By Jumpshot’s estimate, there were ~75.6 Billion organic, browser-based search clicks available from Google in the US in Q1 2016. Three years later, than number is ~61.5 Billion. In 2019 Google sent ~20% fewer organic clicks via browser searches than they did in 2016.

It’s almost certainly true that non-browser-based searches like those in Google’s mobile search app, the Google Maps mobile app, Google Home, Amazon’s Alexa, Apple’s Siri, and others, also have large amounts of search volume, but… how much traffic they send to websites is hard to say.

What we know is that over the last three years, in browser-based searches, Google has grown the CTR of paid clicks by more than 75%. They’ve grown the percent of queries with zero-clicks by almost 12%. And, as a result, the organic CTR has dropped by more than 13% to 47.4%.

Desktop (as seen below) is accounting for only a small portion of that drop.

Mobile (as seen below) is responsible for the lion’s share of growth to paid, growth in zero-click searches, and the drop in organic.

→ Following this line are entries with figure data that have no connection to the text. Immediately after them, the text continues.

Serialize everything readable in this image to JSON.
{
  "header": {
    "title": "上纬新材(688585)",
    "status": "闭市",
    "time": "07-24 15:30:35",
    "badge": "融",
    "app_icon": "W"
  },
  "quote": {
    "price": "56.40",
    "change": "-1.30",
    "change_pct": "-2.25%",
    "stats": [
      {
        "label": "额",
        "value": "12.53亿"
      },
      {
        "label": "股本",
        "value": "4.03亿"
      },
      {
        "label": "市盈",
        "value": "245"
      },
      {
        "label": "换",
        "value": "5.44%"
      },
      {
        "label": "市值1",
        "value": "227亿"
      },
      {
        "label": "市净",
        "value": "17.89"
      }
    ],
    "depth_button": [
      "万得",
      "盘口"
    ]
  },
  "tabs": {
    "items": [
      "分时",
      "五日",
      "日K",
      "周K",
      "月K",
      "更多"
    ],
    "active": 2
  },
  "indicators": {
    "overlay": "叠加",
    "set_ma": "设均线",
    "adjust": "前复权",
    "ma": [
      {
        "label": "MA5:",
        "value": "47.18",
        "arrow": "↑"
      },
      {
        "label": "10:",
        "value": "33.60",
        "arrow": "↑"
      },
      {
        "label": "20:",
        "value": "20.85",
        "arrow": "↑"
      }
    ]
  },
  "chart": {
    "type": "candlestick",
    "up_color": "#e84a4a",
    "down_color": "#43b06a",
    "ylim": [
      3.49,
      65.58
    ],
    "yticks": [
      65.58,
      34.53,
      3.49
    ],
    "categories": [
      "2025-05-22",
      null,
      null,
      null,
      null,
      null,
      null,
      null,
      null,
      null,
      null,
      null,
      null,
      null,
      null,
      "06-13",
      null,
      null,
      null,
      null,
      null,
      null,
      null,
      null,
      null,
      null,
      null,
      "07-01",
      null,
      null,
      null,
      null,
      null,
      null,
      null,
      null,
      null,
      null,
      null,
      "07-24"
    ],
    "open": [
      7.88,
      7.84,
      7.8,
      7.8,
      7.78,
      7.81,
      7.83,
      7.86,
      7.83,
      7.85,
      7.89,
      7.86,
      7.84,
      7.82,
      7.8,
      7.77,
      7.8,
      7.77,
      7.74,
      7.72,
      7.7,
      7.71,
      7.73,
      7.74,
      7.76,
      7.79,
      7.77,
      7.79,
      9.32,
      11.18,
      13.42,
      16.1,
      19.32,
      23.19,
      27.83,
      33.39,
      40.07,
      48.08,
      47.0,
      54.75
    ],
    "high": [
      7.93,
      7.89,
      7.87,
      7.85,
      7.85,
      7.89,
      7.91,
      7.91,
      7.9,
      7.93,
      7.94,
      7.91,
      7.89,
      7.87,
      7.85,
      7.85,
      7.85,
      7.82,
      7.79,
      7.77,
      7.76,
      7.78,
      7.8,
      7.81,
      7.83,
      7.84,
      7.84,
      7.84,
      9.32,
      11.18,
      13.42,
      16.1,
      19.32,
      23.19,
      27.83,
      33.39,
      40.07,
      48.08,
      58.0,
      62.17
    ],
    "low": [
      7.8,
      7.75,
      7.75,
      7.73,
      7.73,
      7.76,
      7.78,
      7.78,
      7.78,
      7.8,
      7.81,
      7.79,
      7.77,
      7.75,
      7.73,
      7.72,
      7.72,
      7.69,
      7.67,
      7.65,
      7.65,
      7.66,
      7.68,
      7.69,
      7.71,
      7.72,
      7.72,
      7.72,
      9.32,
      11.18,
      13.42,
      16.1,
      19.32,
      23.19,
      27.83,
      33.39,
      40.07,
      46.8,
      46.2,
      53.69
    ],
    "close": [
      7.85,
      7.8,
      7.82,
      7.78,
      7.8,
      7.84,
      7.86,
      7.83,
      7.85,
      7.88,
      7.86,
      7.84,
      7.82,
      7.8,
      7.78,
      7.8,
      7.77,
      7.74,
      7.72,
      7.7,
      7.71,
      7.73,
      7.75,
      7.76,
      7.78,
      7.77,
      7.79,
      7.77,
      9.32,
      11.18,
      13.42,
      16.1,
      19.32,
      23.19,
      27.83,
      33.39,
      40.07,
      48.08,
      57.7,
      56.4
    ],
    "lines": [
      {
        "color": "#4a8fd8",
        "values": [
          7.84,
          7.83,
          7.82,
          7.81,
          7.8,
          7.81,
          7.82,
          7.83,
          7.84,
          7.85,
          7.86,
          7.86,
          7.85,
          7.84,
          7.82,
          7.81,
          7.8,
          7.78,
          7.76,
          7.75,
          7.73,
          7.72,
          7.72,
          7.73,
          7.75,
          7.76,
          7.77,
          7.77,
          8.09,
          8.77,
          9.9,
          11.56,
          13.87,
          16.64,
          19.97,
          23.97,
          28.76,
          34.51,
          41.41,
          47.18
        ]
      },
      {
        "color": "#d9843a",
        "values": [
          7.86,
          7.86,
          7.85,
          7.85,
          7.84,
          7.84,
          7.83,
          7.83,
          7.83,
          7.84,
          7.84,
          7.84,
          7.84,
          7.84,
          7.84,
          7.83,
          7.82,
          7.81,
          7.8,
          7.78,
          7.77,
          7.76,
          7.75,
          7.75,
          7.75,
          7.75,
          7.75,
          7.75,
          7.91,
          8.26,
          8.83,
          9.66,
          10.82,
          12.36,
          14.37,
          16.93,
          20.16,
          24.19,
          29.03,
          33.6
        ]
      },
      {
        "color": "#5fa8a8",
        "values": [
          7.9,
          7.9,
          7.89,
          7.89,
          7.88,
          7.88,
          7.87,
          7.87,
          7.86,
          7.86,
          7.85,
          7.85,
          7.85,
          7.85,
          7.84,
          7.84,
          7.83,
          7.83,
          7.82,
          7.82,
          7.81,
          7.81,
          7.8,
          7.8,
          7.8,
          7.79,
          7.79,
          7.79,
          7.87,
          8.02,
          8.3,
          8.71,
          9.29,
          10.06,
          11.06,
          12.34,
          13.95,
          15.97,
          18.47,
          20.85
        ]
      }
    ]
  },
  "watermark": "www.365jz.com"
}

All together, this data’s telling a narrative of loss, but only in one metric: percent of search traffic going to organic clicks. The reasons I’m still very hopeful and optimistic about SEO are:

  • Google is still growing! Desktop and mobile browser activity have largely plateaued, but mobile app search has almost certainly compensated for more than this relatively small decline the past three years.
  • That means there are probably MORE total searches, and MORE total traffic available than three years ago, and definitely more than 5, 7, or 10 years ago.
  • A search ending in zero-clicks is not useless to marketers or publishers. Yes, the metrics are harder to track and the ability to convert a visitor to take action is reduced, but the ability to influence that searcher still very much exists. For that reason, I think we’ll see a huge rise in demand and services for On-SERP SEO, the practice of optimizing the results page in Google to deliver the message a publisher, brand, or organization desires.
  • I think Google’s going to be relatively cautious about increasing the percent of traffic they send back to their own properties given the upcoming US Dept. of Justice investigation into whether they’ve violated antitrust regulations.
  • The press is holding Google’s feet to the fire a little more than they have in years past, and that pressure will also help keep the search giant’s self-promotional proclivities in check.

All that said, I think fear about where Google’s search traffic goes is entirely reasonable. Google has more than 94% of the US search market, they send more than 10X as much traffic as the next leading referrer on the web (Facebook), dominate the online advertising market (with 38% of all digital ad revenue to Facebook’s 22%), and control (perhaps to a dangerous degree) the livelihoods of millions of small business owners, startups, publishers, and web creators. A skeptical, watchful eye over such a powerful beast is certainly needed.

*Postscript on Jumpshot’s methodology: Jumpshot collects billions of searches every month from more than 100 million devices around the world, including 10M+ in the US (the basis for the data here). However, this data does not include any iOS devices, and is limited to activity in mobile and desktop browsers. This means searches that happen in apps, like the Google mobile Search app (which mostly, but not perfectly mimics mobile, browser-based search) are not accounted for, and would further add to these totals. Also excluded are searches that occur on voice-only devices like Google Home or Amazon’s Alexa.

**Postscript on YouTube Desktop vs. Mobile: Because Jumpshot’s clickstream data doesn’t track clicks that open an app (like the YouTube app, installed on nearly every Android device in the US), I’ve reported desktop numbers. My friends over at Jumpshot tell me they’re looking into the clicks that open or send the user to a mobile app, and we may have that data to share in the future.